Organizacionalmente, precisamos adotar novas maneiras de nos relacionarmos uns com os outros. A maioria das estruturas e relações de poder internas das ONGs está profundamente arraigada nos sistemas patriarcais, capitalistas e hierárquicos que perpetuam o status quo e impedem nossa capacidade de nos reimaginarmos. As organizações precisam testar novas estruturas organizacionais não piramidais, fugir da lógica de "comando e controle" em seus planejamentos, mudar suas narrativas e colocar seus valores em prática. A adoção de estruturas dinâmicas de governança pode ser um passo nessa direção. A promoção da co-liderança nas organizações, comum entre os grupos feministas, é outro passo e ajuda a desmantelar a ideia patriarcal de um líder que, sozinho, salvará heroicamente o mundo.
Por último, no nível do ecossistema, precisamos mudar - de uma vez por todas - a dinâmica de poder entre os doadores e as ONGs. Os doadores devem aceitar que não são eles que correm os maiores riscos e que os processos burocráticos para controlar seus beneficiários não reduzirão esses riscos. É necessário aprender a confiar naqueles que estão na linha de frente, mudar radicalmente e descolonizar as práticas filantrópicas. Apoios e doações baseados na confiança, de alta qualidade, flexíveis e que não sobrecarreguem administrativamente as organizações são demandas antigas. Processos participativos para a definição de doações também podem ser aprimorados, conforme demonstrado pelo comitê comunitário de doações entre pares do UHAI - fundo ativista da África Oriental. Como bem dito pelo Fundo Feminista Negro, "mudar o poder significa abrir mão do controle".

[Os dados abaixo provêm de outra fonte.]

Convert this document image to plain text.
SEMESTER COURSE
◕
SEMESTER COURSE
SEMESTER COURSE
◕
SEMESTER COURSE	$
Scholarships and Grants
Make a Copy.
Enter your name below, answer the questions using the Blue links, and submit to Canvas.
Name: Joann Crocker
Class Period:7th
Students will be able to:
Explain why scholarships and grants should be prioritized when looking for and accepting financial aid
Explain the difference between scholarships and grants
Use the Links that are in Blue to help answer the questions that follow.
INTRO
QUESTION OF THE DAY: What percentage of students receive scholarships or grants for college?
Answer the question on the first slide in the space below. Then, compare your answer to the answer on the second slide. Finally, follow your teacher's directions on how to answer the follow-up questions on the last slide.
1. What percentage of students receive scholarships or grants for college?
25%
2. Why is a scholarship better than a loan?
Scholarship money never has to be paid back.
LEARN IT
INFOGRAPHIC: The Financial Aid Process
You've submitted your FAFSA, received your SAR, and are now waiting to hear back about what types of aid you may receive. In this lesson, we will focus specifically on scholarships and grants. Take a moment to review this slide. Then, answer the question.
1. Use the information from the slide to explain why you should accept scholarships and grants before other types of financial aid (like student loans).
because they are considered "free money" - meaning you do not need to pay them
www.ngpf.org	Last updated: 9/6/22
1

Em biologia, regeneração é o processo pelo qual organismos e tecidos se renovam, se restauram e se revitalizam após danos consideráveis. A força das ONGs e dos ativistas depende de nossa capacidade de regenerar e reimaginar o poder e as relações de poder. Não existe uma receita única: cada indivíduo, ONG e doador é único e está, portanto, melhor posicionado para decidir como pôr a mudança em prática.
Meu apelo à regeneração não ignora os enormes ataques e ameaças externas enfrentados pelos defensores de direitos humanos, nem tampouco minimiza o imenso valor, a capacidade de reação e a resistência incansável dos ativistas nas últimas décadas. Meu apelo pressupõe, no entanto, que nossa comunidade de ativistas e praticantes de direitos humanos deve ser capaz de se regenerar para se adaptar e responder a um mundo em transformação. Esforços estão em curso, como ilustram os exemplos acima, mas é preciso mais para mudarmos as equações de poder - o verdadeiro objetivo do ativismo, como afirma Srilatha Batliwala. Essas equações são tanto externas como internas ao campo. A mudança só será possível se honrarmos o que nos trouxe até aqui e nos mantivermos firmes em nossos valores, enquanto reinventamos quem somos, como operamos e como nos relacionamos uns com os outros.